We find that this applicant is not statutorily ineligible for asylum or withholding of deportation as he is not an alien whose conviction comes within the provisions of section 243(h)(2)(B) of the Act or within the provisions of 8 C.F.R. 208.8(f)(iv). On the record before us, we do not find that the applicant has been convicted of a "particularly serious crime." We do not condone his crime, in essence, burglary with intent to commit theft. However, considering the totality of the circumstances before us concerning this crime, we do not find it to be of such a particularly serious nature as to preclude relief. The crime was an offense against property, rather than against a person. Although the applicant did enter a dwelling, there is no indication that the dwelling was occupied or that the applicant was armed; nor is there any indication of an aggravating circumstance. Further, the applicant received a suspended sentence after spending a relatively short period of time in prison (3 months). Such sentence, as viewed by the state circuit court judge, reflects upon the seriousness of the applicant's danger to the community.

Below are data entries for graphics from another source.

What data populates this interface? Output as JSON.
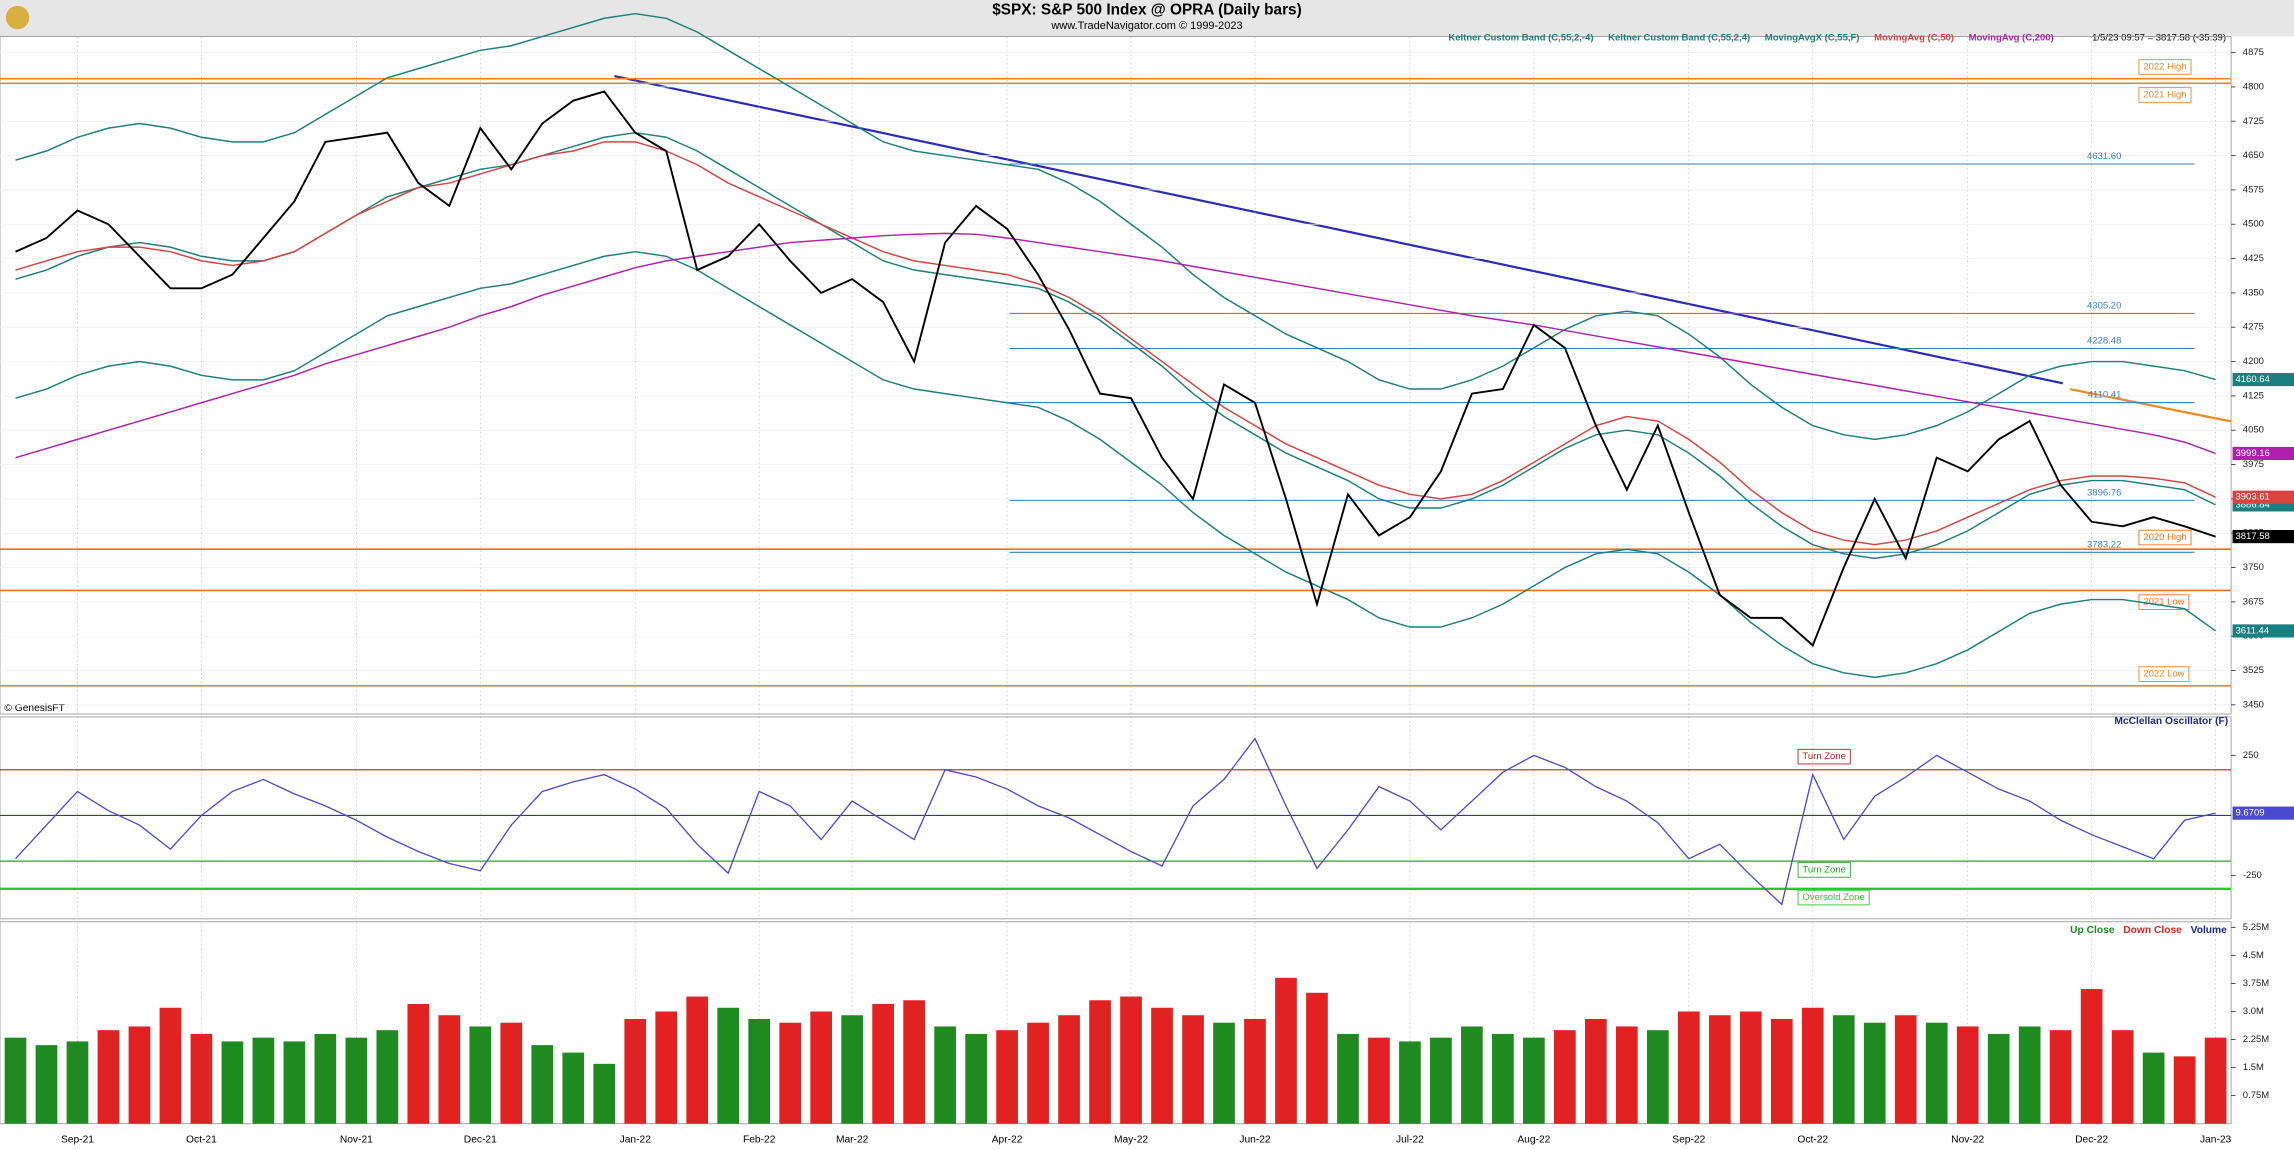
{
  "header": {
    "title": "$SPX:  S&P 500 Index @ OPRA  (Daily bars)",
    "subtitle": "www.TradeNavigator.com © 1999-2023",
    "info": "1/5/23 09:57 = 3817.58 (-35.39)",
    "credit": "© GenesisFT"
  },
  "chart_data": [
    {
      "type": "line",
      "color": "#000000",
      "last_label": "3817.58",
      "values": [
        4440,
        4470,
        4530,
        4500,
        4430,
        4360,
        4360,
        4390,
        4470,
        4550,
        4680,
        4690,
        4700,
        4590,
        4540,
        4710,
        4620,
        4720,
        4770,
        4790,
        4700,
        4660,
        4400,
        4430,
        4500,
        4420,
        4350,
        4380,
        4330,
        4200,
        4460,
        4540,
        4490,
        4390,
        4270,
        4130,
        4120,
        3990,
        3900,
        4150,
        4110,
        3900,
        3670,
        3910,
        3820,
        3860,
        3960,
        4130,
        4140,
        4280,
        4230,
        4060,
        3920,
        4060,
        3870,
        3690,
        3640,
        3640,
        3580,
        3750,
        3900,
        3770,
        3990,
        3960,
        4030,
        4070,
        3930,
        3850,
        3840,
        3860,
        3840,
        3817.58
      ],
      "ylim": [
        3430,
        4910
      ],
      "yticks": [
        4875,
        4800,
        4725,
        4650,
        4575,
        4500,
        4425,
        4350,
        4275,
        4200,
        4125,
        4050,
        3975,
        3900,
        3825,
        3750,
        3675,
        3600,
        3525,
        3450
      ],
      "grid": true,
      "series": [
        {
          "name": "Keltner Custom Band (C,55,2,-4)",
          "color": "#1a7f7f",
          "last_label": "3611.44",
          "values": [
            4120,
            4140,
            4170,
            4190,
            4200,
            4190,
            4170,
            4160,
            4160,
            4180,
            4220,
            4260,
            4300,
            4320,
            4340,
            4360,
            4370,
            4390,
            4410,
            4430,
            4440,
            4430,
            4400,
            4360,
            4320,
            4280,
            4240,
            4200,
            4160,
            4140,
            4130,
            4120,
            4110,
            4100,
            4070,
            4030,
            3980,
            3930,
            3870,
            3820,
            3780,
            3740,
            3710,
            3680,
            3640,
            3620,
            3620,
            3640,
            3670,
            3710,
            3750,
            3780,
            3790,
            3780,
            3740,
            3690,
            3630,
            3580,
            3540,
            3520,
            3510,
            3520,
            3540,
            3570,
            3610,
            3650,
            3670,
            3680,
            3680,
            3670,
            3660,
            3611.44
          ]
        },
        {
          "name": "Keltner Custom Band (C,55,2,4)",
          "color": "#1a7f7f",
          "last_label": "4160.64",
          "values": [
            4640,
            4660,
            4690,
            4710,
            4720,
            4710,
            4690,
            4680,
            4680,
            4700,
            4740,
            4780,
            4820,
            4840,
            4860,
            4880,
            4890,
            4910,
            4930,
            4950,
            4960,
            4950,
            4920,
            4880,
            4840,
            4800,
            4760,
            4720,
            4680,
            4660,
            4650,
            4640,
            4630,
            4620,
            4590,
            4550,
            4500,
            4450,
            4390,
            4340,
            4300,
            4260,
            4230,
            4200,
            4160,
            4140,
            4140,
            4160,
            4190,
            4230,
            4270,
            4300,
            4310,
            4300,
            4260,
            4210,
            4150,
            4100,
            4060,
            4040,
            4030,
            4040,
            4060,
            4090,
            4130,
            4170,
            4190,
            4200,
            4200,
            4190,
            4180,
            4160.64
          ]
        },
        {
          "name": "MovingAvgX (C,55,F)",
          "color": "#1a7f7f",
          "last_label": "3886.84",
          "values": [
            4380,
            4400,
            4430,
            4450,
            4460,
            4450,
            4430,
            4420,
            4420,
            4440,
            4480,
            4520,
            4560,
            4580,
            4600,
            4620,
            4630,
            4650,
            4670,
            4690,
            4700,
            4690,
            4660,
            4620,
            4580,
            4540,
            4500,
            4460,
            4420,
            4400,
            4390,
            4380,
            4370,
            4360,
            4330,
            4290,
            4240,
            4190,
            4130,
            4080,
            4040,
            4000,
            3970,
            3940,
            3900,
            3880,
            3880,
            3900,
            3930,
            3970,
            4010,
            4040,
            4050,
            4040,
            4000,
            3950,
            3890,
            3840,
            3800,
            3780,
            3770,
            3780,
            3800,
            3830,
            3870,
            3910,
            3930,
            3940,
            3940,
            3930,
            3920,
            3886.84
          ]
        },
        {
          "name": "MovingAvg (C,50)",
          "color": "#d8433f",
          "last_label": "3903.61",
          "values": [
            4400,
            4420,
            4440,
            4450,
            4450,
            4440,
            4420,
            4410,
            4420,
            4440,
            4480,
            4520,
            4550,
            4580,
            4590,
            4610,
            4630,
            4650,
            4660,
            4680,
            4680,
            4660,
            4630,
            4590,
            4560,
            4530,
            4500,
            4470,
            4440,
            4420,
            4410,
            4400,
            4390,
            4370,
            4340,
            4300,
            4250,
            4200,
            4150,
            4100,
            4060,
            4020,
            3990,
            3960,
            3930,
            3910,
            3900,
            3910,
            3940,
            3980,
            4020,
            4060,
            4080,
            4070,
            4030,
            3980,
            3920,
            3870,
            3830,
            3810,
            3800,
            3810,
            3830,
            3860,
            3890,
            3920,
            3940,
            3950,
            3950,
            3945,
            3935,
            3903.61
          ]
        },
        {
          "name": "MovingAvg (C,200)",
          "color": "#b01fb0",
          "last_label": "3999.16",
          "values": [
            3990,
            4010,
            4030,
            4050,
            4070,
            4090,
            4110,
            4130,
            4150,
            4170,
            4195,
            4215,
            4235,
            4255,
            4275,
            4300,
            4320,
            4345,
            4365,
            4385,
            4405,
            4420,
            4430,
            4440,
            4450,
            4460,
            4465,
            4470,
            4475,
            4478,
            4480,
            4478,
            4470,
            4460,
            4450,
            4440,
            4430,
            4420,
            4408,
            4396,
            4384,
            4372,
            4360,
            4348,
            4336,
            4324,
            4312,
            4300,
            4290,
            4280,
            4268,
            4256,
            4244,
            4232,
            4220,
            4208,
            4196,
            4184,
            4172,
            4160,
            4148,
            4136,
            4124,
            4112,
            4100,
            4088,
            4076,
            4064,
            4052,
            4040,
            4024,
            3999.16
          ]
        }
      ],
      "hlines": [
        {
          "label": "2022 High",
          "value": 4818,
          "color": "#e8862a"
        },
        {
          "label": "2021 High",
          "value": 4808,
          "color": "#e8862a"
        },
        {
          "label": "2020 High",
          "value": 3790,
          "color": "#f07020"
        },
        {
          "label": "2021 Low",
          "value": 3700,
          "color": "#f07020"
        },
        {
          "label": "2022 Low",
          "value": 3491.58,
          "color": "#e8862a"
        }
      ],
      "levels": [
        {
          "label": "4631.60",
          "value": 4631.6
        },
        {
          "label": "4305.20",
          "value": 4305.2
        },
        {
          "label": "4228.48",
          "value": 4228.48
        },
        {
          "label": "4110.41",
          "value": 4110.41
        },
        {
          "label": "3896.76",
          "value": 3896.76
        },
        {
          "label": "3783.22",
          "value": 3783.22
        }
      ]
    },
    {
      "type": "line",
      "title": "McClellan Oscillator (F)",
      "color": "#4a4ad0",
      "last_label": "9.6709",
      "values": [
        -180,
        -40,
        100,
        20,
        -40,
        -140,
        0,
        100,
        150,
        90,
        40,
        -20,
        -90,
        -150,
        -200,
        -230,
        -40,
        100,
        140,
        170,
        110,
        30,
        -120,
        -240,
        100,
        40,
        -100,
        60,
        -20,
        -100,
        190,
        160,
        110,
        40,
        -10,
        -80,
        -150,
        -210,
        40,
        150,
        320,
        40,
        -220,
        -60,
        120,
        60,
        -60,
        60,
        180,
        250,
        200,
        120,
        60,
        -30,
        -180,
        -120,
        -250,
        -370,
        170,
        -100,
        80,
        160,
        250,
        180,
        110,
        60,
        -20,
        -80,
        -130,
        -180,
        -20,
        9.6709
      ],
      "ylim": [
        -430,
        410
      ],
      "yticks": [
        250,
        -250
      ],
      "zones": [
        {
          "label": "Turn Zone",
          "value": 190,
          "color": "#b02020"
        },
        {
          "label": "Turn Zone",
          "value": -190,
          "color": "#2aa02a"
        },
        {
          "label": "Oversold Zone",
          "value": -305,
          "color": "#22cc22"
        }
      ]
    },
    {
      "type": "bar",
      "ylabel": "Volume",
      "categories": [
        null,
        null,
        "Sep-21",
        null,
        null,
        null,
        "Oct-21",
        null,
        null,
        null,
        null,
        "Nov-21",
        null,
        null,
        null,
        "Dec-21",
        null,
        null,
        null,
        null,
        "Jan-22",
        null,
        null,
        null,
        "Feb-22",
        null,
        null,
        "Mar-22",
        null,
        null,
        null,
        null,
        "Apr-22",
        null,
        null,
        null,
        "May-22",
        null,
        null,
        null,
        "Jun-22",
        null,
        null,
        null,
        null,
        "Jul-22",
        null,
        null,
        null,
        "Aug-22",
        null,
        null,
        null,
        null,
        "Sep-22",
        null,
        null,
        null,
        "Oct-22",
        null,
        null,
        null,
        null,
        "Nov-22",
        null,
        null,
        null,
        "Dec-22",
        null,
        null,
        null,
        "Jan-23"
      ],
      "ylim": [
        0,
        5.4
      ],
      "yticks": [
        {
          "value": 5.25,
          "label": "5.25M"
        },
        {
          "value": 4.5,
          "label": "4.5M"
        },
        {
          "value": 3.75,
          "label": "3.75M"
        },
        {
          "value": 3.0,
          "label": "3.0M"
        },
        {
          "value": 2.25,
          "label": "2.25M"
        },
        {
          "value": 1.5,
          "label": "1.5M"
        },
        {
          "value": 0.75,
          "label": "0.75M"
        }
      ],
      "series": [
        {
          "name": "Up Close",
          "color": "#1f8a1f",
          "values": [
            2.3,
            2.1,
            2.2,
            null,
            null,
            null,
            null,
            2.2,
            2.3,
            2.2,
            2.4,
            2.3,
            2.5,
            null,
            null,
            2.6,
            null,
            2.1,
            1.9,
            1.6,
            null,
            null,
            null,
            3.1,
            2.8,
            null,
            null,
            2.9,
            null,
            null,
            2.6,
            2.4,
            null,
            null,
            null,
            null,
            null,
            null,
            null,
            2.7,
            null,
            null,
            null,
            2.4,
            null,
            2.2,
            2.3,
            2.6,
            2.4,
            2.3,
            null,
            null,
            null,
            2.5,
            null,
            null,
            null,
            null,
            null,
            2.9,
            2.7,
            null,
            2.7,
            null,
            2.4,
            2.6,
            null,
            null,
            null,
            1.9,
            null,
            null
          ]
        },
        {
          "name": "Down Close",
          "color": "#e02222",
          "values": [
            null,
            null,
            null,
            2.5,
            2.6,
            3.1,
            2.4,
            null,
            null,
            null,
            null,
            null,
            null,
            3.2,
            2.9,
            null,
            2.7,
            null,
            null,
            null,
            2.8,
            3.0,
            3.4,
            null,
            null,
            2.7,
            3.0,
            null,
            3.2,
            3.3,
            null,
            null,
            2.5,
            2.7,
            2.9,
            3.3,
            3.4,
            3.1,
            2.9,
            null,
            2.8,
            3.9,
            3.5,
            null,
            2.3,
            null,
            null,
            null,
            null,
            null,
            2.5,
            2.8,
            2.6,
            null,
            3.0,
            2.9,
            3.0,
            2.8,
            3.1,
            null,
            null,
            2.9,
            null,
            2.6,
            null,
            null,
            2.5,
            3.6,
            2.5,
            null,
            1.8,
            2.3
          ]
        }
      ]
    }
  ]
}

In view of our finding, we believe that the record should be returned to the immigration judge for a determination of whether the applicant has established a well-founded fear of persecution. Accordingly, the record will be remanded.
We are aware that the immigration judge denied asylum as a matter of discretion. However, under the facts before us, we believe that it was inappropriate to deny discretionary relief.
ORDER: The record is remanded to the immigration judge for further proceedings consistent with the foregoing opinion and the entry of a new decision.
FURTHER ORDER: Should a decision on remand be adverse to the applicant, an appropriate order shall be entered and the record shall be certified to us for review.